Monday, March 23, 2009
Corned Beef in Space
On March 23, 1965, the National Aeronautics and Space Administration took another step on its journey to reaching President John F. Kennedy's goal of landing a man on the moon and returning him safely to earth before the end of the decade. At 9:24 a.m. a Titan II rocket lifted off from Pad 19 at Cape Kennedy in Florida. Astronauts Gus Grissom and John Young were onboard for a three-orbit mission in the maiden voyage of the Gemini spacecraft, Gemini 3.
The Gemini spacecraft had been nicknamed The Unsinkable Molly Brown by Grissom, who wanted to avoid the problems he had experienced during his first flight into space during the Mercury missions onboard the Liberty Bell 7, which had taken on water and sank to the bottom of the Atlantic Ocean after its hatch had prematurely exploded.
The Gemini 3 mission proved to be a success, but what caused the most headlines after the journey was an item smuggled aboard the spacecraft--a corned beef sandwich. The day before liftoff, Wally Schirra and Tom Stafford, the mission's backup crew, had stopped at Wolfie’s Deli on North Atlantic Avenue in Cocoa Beach. “We were both irked by the fact that Gus and John weren’t going to have real food on their flight, so Wally had a corned beef sandwich [with pickles] made up,” said Stafford. As Grissom and Young finished suiting up for their trip in their immaculate white G3C pressure suits, Young had stowed the corned beef sandwich in the leg pocket of his suit.
As Grissom monitored Molly Brown’s performance during the flight, he was surprised to hear Young nonchalantly inquire: “You care for a corned beef sandwich, skipper?” Grissom, who noted that if he could have fallen out of his couch he would have, thanked his crewmate for the treat and took a bite. Crumbs from the rye bread, however, started floating around the cabin, and the overpowering aroma of kosher corned beef proved too much for the spacecraft’s life-support system to handle, so Grissom put the sandwich away.

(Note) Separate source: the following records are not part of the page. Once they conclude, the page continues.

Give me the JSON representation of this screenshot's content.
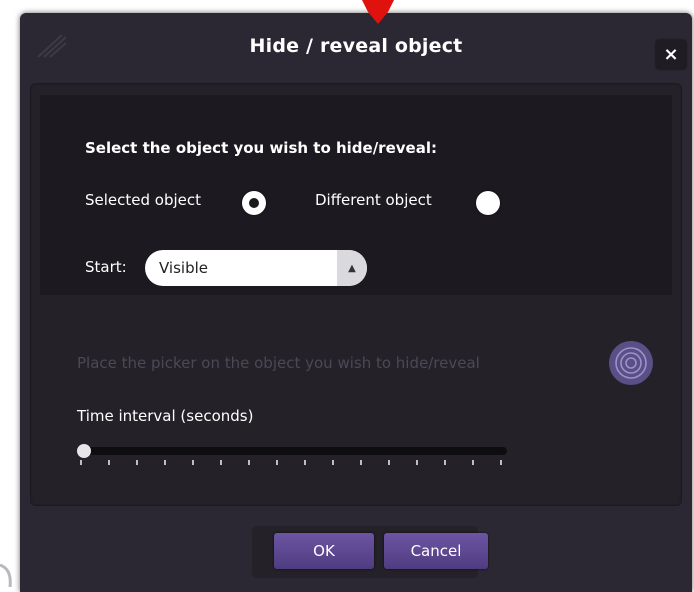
{
  "dialog": {
    "title": "Hide / reveal object",
    "close_label": "×"
  },
  "selection": {
    "heading": "Select the object you wish to hide/reveal:",
    "options": [
      {
        "label": "Selected object",
        "selected": true
      },
      {
        "label": "Different object",
        "selected": false
      }
    ]
  },
  "start": {
    "label": "Start:",
    "value": "Visible"
  },
  "picker": {
    "text": "Place the picker on the object you wish to hide/reveal"
  },
  "time_interval": {
    "label": "Time interval (seconds)",
    "value_fraction": 0.0
  },
  "buttons": {
    "ok": "OK",
    "cancel": "Cancel"
  },
  "colors": {
    "dialog_bg": "#2c2833",
    "panel_bg": "#242128",
    "inner_panel_bg": "#1c1a20",
    "button_accent": "#5a4690",
    "annotation_arrow": "#e0120e"
  },
  "icons": {
    "annotation": "red-arrow-icon",
    "picker": "picker-target-icon",
    "grip": "resize-grip-icon"
  }
}
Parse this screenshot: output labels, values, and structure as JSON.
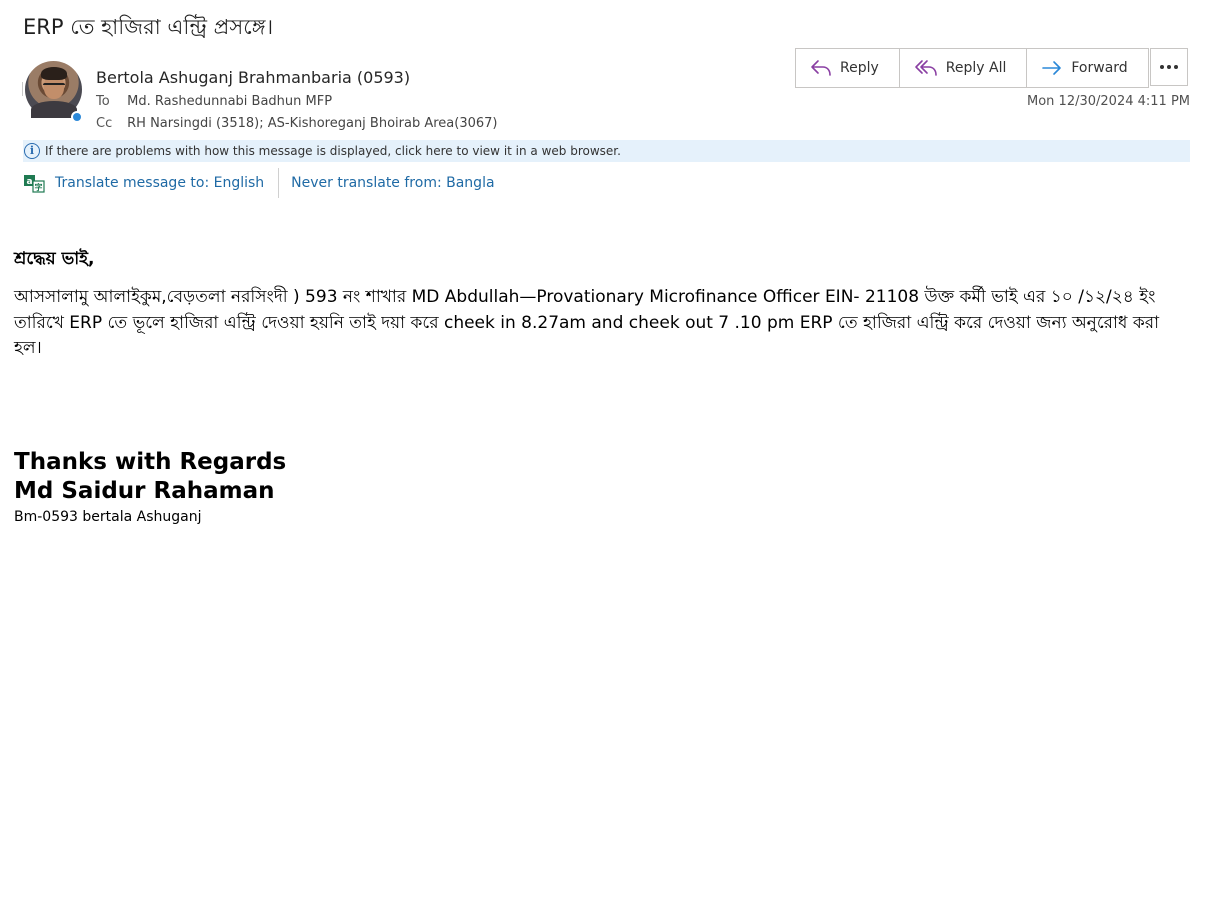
{
  "message": {
    "subject": "ERP তে হাজিরা এন্ট্রি প্রসঙ্গে।",
    "sender": "Bertola Ashuganj Brahmanbaria (0593)",
    "to_label": "To",
    "to": "Md. Rashedunnabi Badhun MFP",
    "cc_label": "Cc",
    "cc": "RH Narsingdi (3518); AS-Kishoreganj Bhoirab Area(3067)",
    "date": "Mon 12/30/2024 4:11 PM"
  },
  "actions": {
    "reply": "Reply",
    "reply_all": "Reply All",
    "forward": "Forward",
    "more_icon": "more-ellipsis-icon"
  },
  "infobar": {
    "text": "If there are problems with how this message is displayed, click here to view it in a web browser."
  },
  "translate": {
    "translate_link": "Translate message to: English",
    "never_link": "Never translate from: Bangla"
  },
  "body": {
    "greeting": "শ্রদ্ধেয় ভাই,",
    "paragraph": "আসসালামু আলাইকুম,বেড়তলা নরসিংদী ) 593 নং শাখার  MD Abdullah—Provationary Microfinance Officer EIN- 21108  উক্ত কর্মী ভাই এর ১০ /১২/২৪ ইং তারিখে ERP তে ভূলে হাজিরা এন্ট্রি দেওয়া হয়নি তাই দয়া করে  cheek in 8.27am and cheek out 7  .10 pm  ERP তে হাজিরা এন্ট্রি করে দেওয়া জন্য অনুরোধ করা হল।",
    "signature_line1": "Thanks with Regards",
    "signature_line2": "Md Saidur Rahaman",
    "signature_line3": "Bm-0593 bertala Ashuganj"
  },
  "colors": {
    "accent_purple": "#8a3fa3",
    "accent_blue": "#2b88d8",
    "link_blue": "#1f6aa5",
    "infobar_bg": "#e5f1fb"
  }
}
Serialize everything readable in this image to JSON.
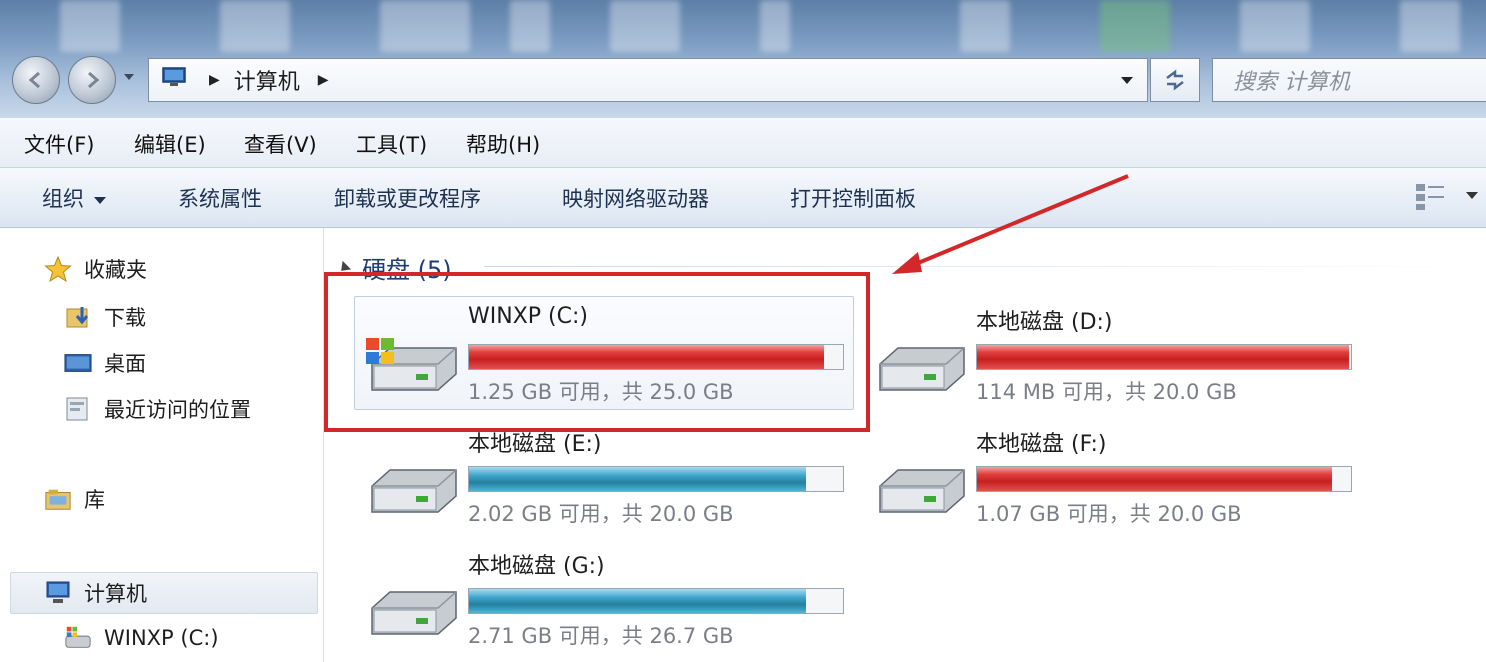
{
  "address_bar": {
    "breadcrumb": "计算机",
    "search_placeholder": "搜索 计算机"
  },
  "menu": [
    "文件(F)",
    "编辑(E)",
    "查看(V)",
    "工具(T)",
    "帮助(H)"
  ],
  "toolbar": {
    "organize": "组织",
    "system_properties": "系统属性",
    "uninstall": "卸载或更改程序",
    "map_drive": "映射网络驱动器",
    "control_panel": "打开控制面板"
  },
  "sidebar": {
    "favorites": "收藏夹",
    "downloads": "下载",
    "desktop": "桌面",
    "recent": "最近访问的位置",
    "libraries": "库",
    "computer": "计算机",
    "winxp_c": "WINXP (C:)"
  },
  "group": {
    "title": "硬盘 (5)"
  },
  "drives": [
    {
      "name": "WINXP (C:)",
      "info": "1.25 GB 可用，共 25.0 GB",
      "used_fraction": 0.95,
      "color": "red",
      "icon": "windows-drive-icon"
    },
    {
      "name": "本地磁盘 (D:)",
      "info": "114 MB 可用，共 20.0 GB",
      "used_fraction": 0.995,
      "color": "red",
      "icon": "hard-drive-icon"
    },
    {
      "name": "本地磁盘 (E:)",
      "info": "2.02 GB 可用，共 20.0 GB",
      "used_fraction": 0.9,
      "color": "blue",
      "icon": "hard-drive-icon"
    },
    {
      "name": "本地磁盘 (F:)",
      "info": "1.07 GB 可用，共 20.0 GB",
      "used_fraction": 0.95,
      "color": "red",
      "icon": "hard-drive-icon"
    },
    {
      "name": "本地磁盘 (G:)",
      "info": "2.71 GB 可用，共 26.7 GB",
      "used_fraction": 0.9,
      "color": "blue",
      "icon": "hard-drive-icon"
    }
  ],
  "colors": {
    "annotation": "#d2282a",
    "bar_red": "#c81f1f",
    "bar_blue": "#24809f",
    "link_blue": "#1e3d78"
  }
}
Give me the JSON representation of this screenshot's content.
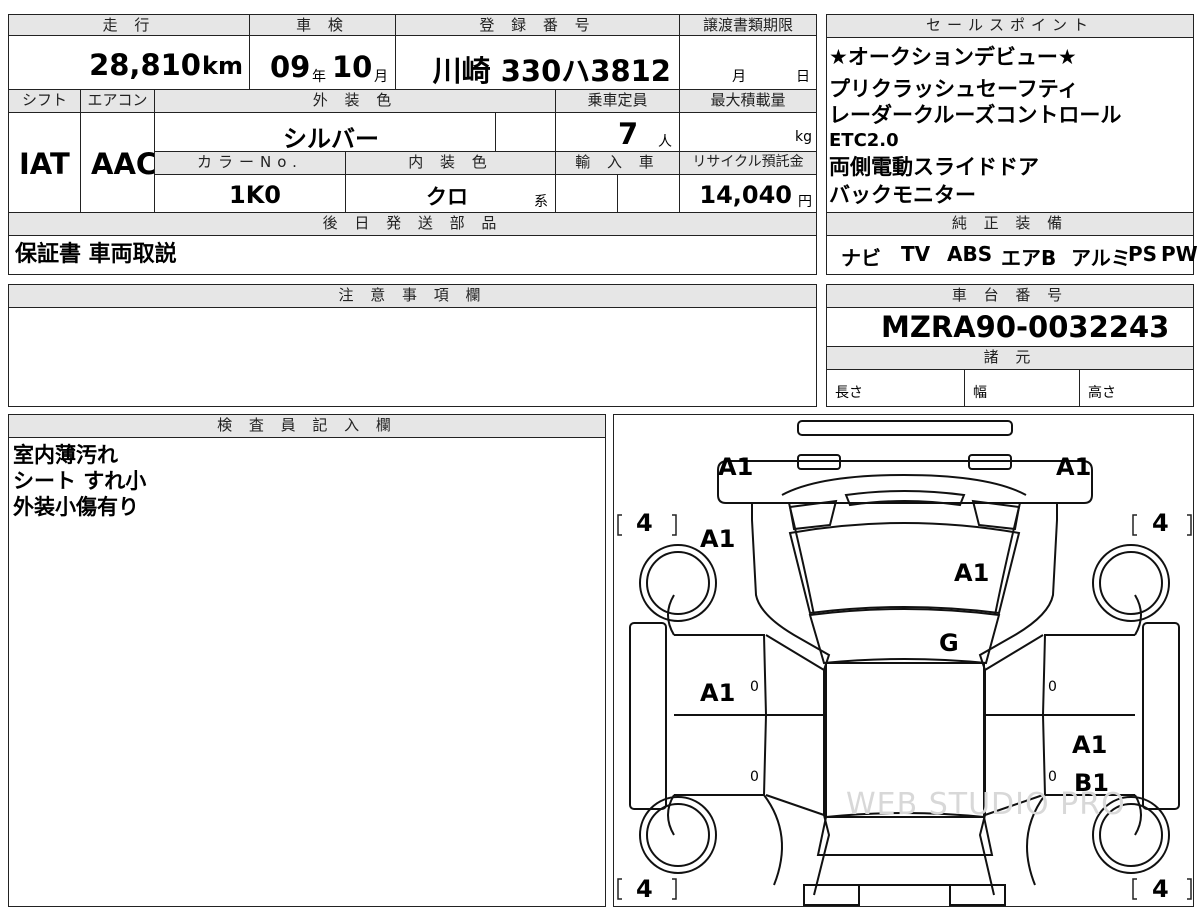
{
  "top_row": {
    "mileage_label": "走 行",
    "mileage_value": "28,810",
    "mileage_unit": "km",
    "inspection_label": "車 検",
    "inspection_year": "09",
    "inspection_year_unit": "年",
    "inspection_month": "10",
    "inspection_month_unit": "月",
    "reg_label": "登 録 番 号",
    "reg_value": "川崎 330ハ3812",
    "transfer_label": "譲渡書類期限",
    "transfer_month_unit": "月",
    "transfer_day_unit": "日"
  },
  "second_row": {
    "shift_label": "シフト",
    "aircon_label": "エアコン",
    "exterior_label": "外 装 色",
    "capacity_label": "乗車定員",
    "max_load_label": "最大積載量",
    "shift_value": "IAT",
    "aircon_value": "AAC",
    "exterior_value": "シルバー",
    "capacity_value": "7",
    "capacity_unit": "人",
    "max_load_unit": "kg",
    "color_no_label": "カラーNo.",
    "interior_label": "内 装 色",
    "import_label": "輸 入 車",
    "recycle_label": "リサイクル預託金",
    "color_no_value": "1K0",
    "interior_value": "クロ",
    "interior_unit": "系",
    "recycle_value": "14,040",
    "recycle_unit": "円"
  },
  "later_parts": {
    "label": "後 日 発 送 部 品",
    "value": "保証書 車両取説"
  },
  "sales_points": {
    "label": "セールスポイント",
    "items": [
      "★オークションデビュー★",
      "プリクラッシュセーフティ",
      "レーダークルーズコントロール",
      "ETC2.0",
      "両側電動スライドドア",
      "バックモニター"
    ]
  },
  "equipment": {
    "label": "純 正 装 備",
    "items": [
      "ナビ",
      "TV",
      "ABS",
      "エアB",
      "アルミ",
      "PS",
      "PW"
    ]
  },
  "notes": {
    "label": "注 意 事 項 欄"
  },
  "chassis": {
    "label": "車 台 番 号",
    "value": "MZRA90-0032243"
  },
  "specs": {
    "label": "諸 元",
    "length_label": "長さ",
    "width_label": "幅",
    "height_label": "高さ"
  },
  "inspector": {
    "label": "検 査 員 記 入 欄",
    "lines": [
      "室内薄汚れ",
      "シート すれ小",
      "外装小傷有り"
    ]
  },
  "diagram": {
    "marks": {
      "front_left": "A1",
      "front_right": "A1",
      "hood": "A1",
      "left_fender": "A1",
      "windshield": "G",
      "left_door": "A1",
      "right_rear_door": "A1",
      "right_rear_door_2": "B1"
    },
    "tires": [
      "4",
      "4",
      "4",
      "4"
    ],
    "zero": "0",
    "watermark": "WEB STUDIO PRO"
  }
}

Although the mission proved to be a great success, controversy soon developed regarding the corned beef sandwich briefly enjoyed by Grissom. At first, the astronauts had no inkling that the nonregulation food might cause any fuss, as they joked about it while discussing the flight in Life magazine just a week after the mission’s conclusion. Some members of Congress, however, failed to see any humor in the situation, with NASA administrator James Webb being peppered with complaints at an appropriations subcommittee hearing that the space agency “had lost control of its astronauts.”
The complaints eventually made their way to Deke Slayton, the person in charge of the astronaut office who had given Young permission to take the sandwich on the flight. Slayton officially informed the astronauts they could not take “unauthorized items, especially food, aboard the spacecraft. I even had to give poor John a formal reprimand . . . not that it affected his career.”